I’ve been very slowly working my way through philosophical history with the little spare time I have. (Actually, it’s pretty much come to a halt since Joshua was born, but I hope to pick it up again.) It’s honestly been changing my life. Especially the medieval philosophers. And especially Augustine. Augustine writes (at least in the Confessions) exactly like I do – confessionally, very aware of his own sin, with a lot of digressions, reflecting a deep interest in philosophy that he can’t help injecting into his thinking, but coming from a standpoint of faith. It’s everything I would want my blog to be, except better in every aspect – deeper, more confessional, more pious.

But the reason that reading these medieval philosophers is changing my life is because they deeply affirm my faith.

Intellectuals nowadays are all anti-Christian, and I’d say the general feeling is that Christianity is a stupid, ancient religion. With modern thinking and knowledge, it’s ridiculous to believe in the Christian faith. One cannot simultaneously be rationally intelligent and a Christian.

To be honest, I think many Christians today perpetuate this this idea themselves. I find much of evangelical Christianity hostile to intellectual thought. It’s as if they’ve taken Matthew 11:25 (“Jesus said, ‘I praise you, Father, Lord of heaven and earth, because you have hidden these things from the wise and learned, and revealed them to little children.'”) too much to heart, thinking that learning will tend to draw us away from Christ. If intellectuals value learning and believe it’s incompatible with Christianity, evangelicals value faith and seem to believe that learning is a dangerous threat to it. I’ve come across many Christians who have been afraid to read modern philosophy, believing that just reading and thinking about it will challenge their faith.

Here’s the thing. When you read the medieval philosophers, you realize that for most of history since Jesus came, learning and faith were not at odds. Quite the contrary – for most of the last two millenia, many of the greatest thinkers were Christian. That philosophy class I took at Stanford spent most of the second quarter looking at Christian philosophers. Some in the class protested, as most of them (including the professors, I think) were solidly and vocally anti-faith. But the instructors noted that if you removed Christian thought from Western philosophy, there would be very little left. Especially during the medieval period, the most intelligent, groundbreaking philosophers were all Christian.

What encourages me most is seeing how many of the issues and problems they thought about in regards to faith are identical to what we deal with today. Modern critics of Christianity tend to think their objections are new, but they’ve been around forever, and great thinkers have thought and written about them since the birth of Christianity. The tension between science and faith? The ancient Christian writers wrote about it. Apparent Scriptural contradictions? They thought about it. How we can be responsible for sin when we were made with that capacity by God? Ditto. I remember being blown away when I found that a criticism commonly made of Christianity – that it only spread because it happened in antiquity; if it started today, modern sensibilities would find it too absurd – was leveled against it right from the beginning. Some guy said how the Jewish faith had the advantage of being centuries old, but Christianity had no such advantage and was too absurd to accept. Pretty much every “modern” criticism of Christianity you can think of was already thought about and addressed a couple thousand years ago by some of the smartest people who ever lived.

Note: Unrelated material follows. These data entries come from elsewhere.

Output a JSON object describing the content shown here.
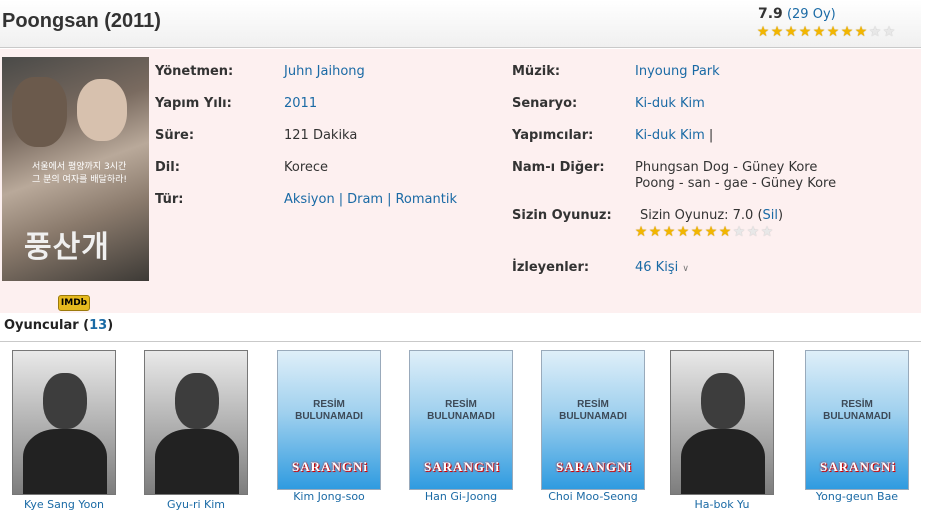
{
  "movie": {
    "title": "Poongsan (2011)",
    "rating": "7.9",
    "votes": "29 Oy",
    "rating_stars": 8,
    "rating_stars_total": 10
  },
  "poster": {
    "tagline_line1": "서울에서 평양까지 3시간",
    "tagline_line2": "그 분의 여자를 배달하라!",
    "title_text": "풍산개",
    "imdb_label": "IMDb"
  },
  "details": {
    "director_label": "Yönetmen:",
    "director": "Juhn Jaihong",
    "year_label": "Yapım Yılı:",
    "year": "2011",
    "duration_label": "Süre:",
    "duration": "121 Dakika",
    "language_label": "Dil:",
    "language": "Korece",
    "genre_label": "Tür:",
    "genres": [
      "Aksiyon",
      "Dram",
      "Romantik"
    ],
    "music_label": "Müzik:",
    "music": "Inyoung Park",
    "screenplay_label": "Senaryo:",
    "screenplay": "Ki-duk Kim",
    "producers_label": "Yapımcılar:",
    "producers": "Ki-duk Kim",
    "producers_sep": "|",
    "aka_label": "Nam-ı Diğer:",
    "aka_line1": "Phungsan Dog - Güney Kore",
    "aka_line2": "Poong - san - gae - Güney Kore",
    "your_rating_label": "Sizin Oyunuz:",
    "your_rating_text": "Sizin Oyunuz: 7.0 (",
    "your_rating_delete": "Sil",
    "your_rating_close": ")",
    "your_rating_stars": 7,
    "watchers_label": "İzleyenler:",
    "watchers": "46 Kişi",
    "watchers_icon": "chevron-down-icon"
  },
  "cast": {
    "heading": "Oyuncular (",
    "count": "13",
    "heading_close": ")",
    "placeholder_line1": "RESİM",
    "placeholder_line2": "BULUNAMADI",
    "placeholder_logo": "SARANGNi",
    "members": [
      {
        "name": "Kye Sang Yoon",
        "photo": "real"
      },
      {
        "name": "Gyu-ri Kim",
        "photo": "real"
      },
      {
        "name": "Kim Jong-soo",
        "photo": "placeholder"
      },
      {
        "name": "Han Gi-Joong",
        "photo": "placeholder"
      },
      {
        "name": "Choi Moo-Seong",
        "photo": "placeholder"
      },
      {
        "name": "Ha-bok Yu",
        "photo": "real"
      },
      {
        "name": "Yong-geun Bae",
        "photo": "placeholder"
      }
    ]
  },
  "colors": {
    "link": "#1a6aa5",
    "info_background": "#fdf0f0",
    "star_on": "#f2b600"
  }
}
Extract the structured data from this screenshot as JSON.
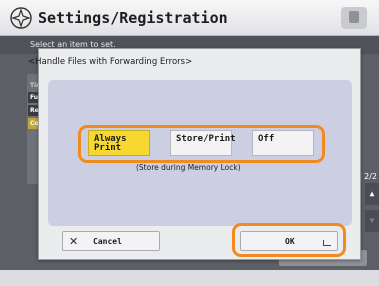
{
  "header": {
    "title": "Settings/Registration"
  },
  "background": {
    "instruction": "Select an item to set.",
    "list_items": [
      "Tim",
      "Funct",
      "Rece",
      "Com"
    ],
    "page_indicator": "2/2"
  },
  "dialog": {
    "title": "<Handle Files with Forwarding Errors>",
    "options": [
      {
        "label": "Always Print",
        "selected": true
      },
      {
        "label": "Store/Print",
        "selected": false
      },
      {
        "label": "Off",
        "selected": false
      }
    ],
    "note": "(Store during Memory Lock)",
    "cancel_label": "Cancel",
    "ok_label": "OK"
  },
  "colors": {
    "selected": "#f6d830",
    "highlight": "#ef8b21",
    "panel": "#cbcfe1"
  }
}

And here’s the crucial thing: they all maintained their faith. I find that incredibly encouraging. Christianity is not inherently hostile to thought. Really smart people have thought about all these really troubling questions and emerged with strong faith. I don’t find all their answers necessarily persuasive. But it encourages me that they believe that we can think about these questions in the context of faith, even if we never get definitive answers to them.

I read Billy Graham’s biography years ago, and he had this close friend in the ministry who had all these intellectual issues with Christianity that he could not reconcile. In the end, it drove him from the traditional faith. Graham’s response was along the lines of, he’s just going to choose faith and turn off his brain in regards to matters like these. Call me naive, but I really don’t feel like those are the only options. I think it’s possible to really examine the intellectual issues and problems with Christianity, and still maintain the faith. And when I read philosophers throughout history, that’s what I see them doing.

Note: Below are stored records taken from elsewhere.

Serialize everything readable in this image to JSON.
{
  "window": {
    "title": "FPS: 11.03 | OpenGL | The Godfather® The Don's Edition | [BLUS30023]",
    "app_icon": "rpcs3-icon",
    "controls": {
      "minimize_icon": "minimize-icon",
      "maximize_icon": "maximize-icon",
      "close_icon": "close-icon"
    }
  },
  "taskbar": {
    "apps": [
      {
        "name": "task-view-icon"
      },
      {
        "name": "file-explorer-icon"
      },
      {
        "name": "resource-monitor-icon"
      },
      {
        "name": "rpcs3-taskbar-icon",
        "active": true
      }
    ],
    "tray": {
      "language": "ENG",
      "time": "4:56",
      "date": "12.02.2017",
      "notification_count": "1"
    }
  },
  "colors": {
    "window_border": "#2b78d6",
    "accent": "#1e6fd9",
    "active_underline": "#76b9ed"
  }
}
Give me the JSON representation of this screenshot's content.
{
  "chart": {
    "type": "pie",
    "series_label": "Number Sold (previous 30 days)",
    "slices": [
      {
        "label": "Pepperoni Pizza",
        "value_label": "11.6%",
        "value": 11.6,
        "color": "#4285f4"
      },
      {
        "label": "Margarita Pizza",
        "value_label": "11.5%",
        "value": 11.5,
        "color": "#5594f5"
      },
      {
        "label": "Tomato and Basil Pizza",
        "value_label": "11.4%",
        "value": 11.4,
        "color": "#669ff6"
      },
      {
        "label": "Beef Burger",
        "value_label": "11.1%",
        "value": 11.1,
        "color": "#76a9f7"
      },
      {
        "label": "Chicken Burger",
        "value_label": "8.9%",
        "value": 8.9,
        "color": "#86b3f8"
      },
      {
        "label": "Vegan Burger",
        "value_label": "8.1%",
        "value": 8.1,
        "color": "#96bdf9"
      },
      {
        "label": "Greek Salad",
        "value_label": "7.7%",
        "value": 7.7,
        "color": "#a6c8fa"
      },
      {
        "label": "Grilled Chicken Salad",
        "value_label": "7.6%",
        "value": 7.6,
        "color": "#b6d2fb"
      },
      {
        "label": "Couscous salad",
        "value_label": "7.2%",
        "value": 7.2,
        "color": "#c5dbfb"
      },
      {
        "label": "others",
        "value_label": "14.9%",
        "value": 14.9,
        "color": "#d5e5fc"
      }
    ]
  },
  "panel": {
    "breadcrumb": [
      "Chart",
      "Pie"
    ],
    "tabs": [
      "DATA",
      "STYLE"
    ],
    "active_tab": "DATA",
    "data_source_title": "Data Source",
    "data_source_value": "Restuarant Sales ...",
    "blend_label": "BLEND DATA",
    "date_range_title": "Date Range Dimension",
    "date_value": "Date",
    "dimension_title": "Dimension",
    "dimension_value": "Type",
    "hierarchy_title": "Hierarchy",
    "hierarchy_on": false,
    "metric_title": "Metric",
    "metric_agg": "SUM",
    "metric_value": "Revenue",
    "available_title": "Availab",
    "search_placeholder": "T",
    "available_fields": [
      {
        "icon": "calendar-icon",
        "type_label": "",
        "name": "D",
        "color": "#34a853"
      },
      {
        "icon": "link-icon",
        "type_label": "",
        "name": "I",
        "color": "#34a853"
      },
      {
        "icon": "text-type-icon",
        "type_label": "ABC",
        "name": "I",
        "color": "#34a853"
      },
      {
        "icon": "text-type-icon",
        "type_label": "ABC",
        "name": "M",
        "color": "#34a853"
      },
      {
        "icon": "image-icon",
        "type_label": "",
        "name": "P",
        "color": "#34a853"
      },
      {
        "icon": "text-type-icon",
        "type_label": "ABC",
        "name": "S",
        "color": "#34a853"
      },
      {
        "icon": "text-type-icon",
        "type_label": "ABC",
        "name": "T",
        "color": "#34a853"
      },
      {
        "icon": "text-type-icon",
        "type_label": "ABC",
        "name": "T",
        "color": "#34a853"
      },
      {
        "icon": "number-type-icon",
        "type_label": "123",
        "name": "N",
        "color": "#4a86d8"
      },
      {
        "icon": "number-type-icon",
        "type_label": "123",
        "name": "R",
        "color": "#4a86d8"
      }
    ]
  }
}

So yeah, I’ve been finding much encouragement from the ancients. Because I respect their intellectual capacity so much, I’ve been increasingly relying on their arguments for classic problems. For example, the differences in Jesus’ lineage in Matthew and Luke. There have been many explanations for it. Me, I go with Saint Augustine. He was a super smart guy. He was aware of the inconsistency. And he says he learned from Julius Africanus (who lived in the first century after Jesus’ death) a complex explanation involving Levirite marriage. Given his intelligence and proximity to the facts in history, that’s good enough for me. I doubt that the true answer is more likely to come up hundreds of years later by people further removed.

Actually, for similar reasons, I’ve been having trouble with the penal substitutionary idea of atonement. Piper says you can’t have the gospel without it. But I have the same question Jones did: if that’s true, what of all the Christians before Anselm (including Augustine), who first formulated the penal substitutionary view? But that’s a whole other issue.

So yeah, if you feel like you can’t think and be a Christian at the same time, I highly recommend reading some ancient philosophy. It’s great stuff.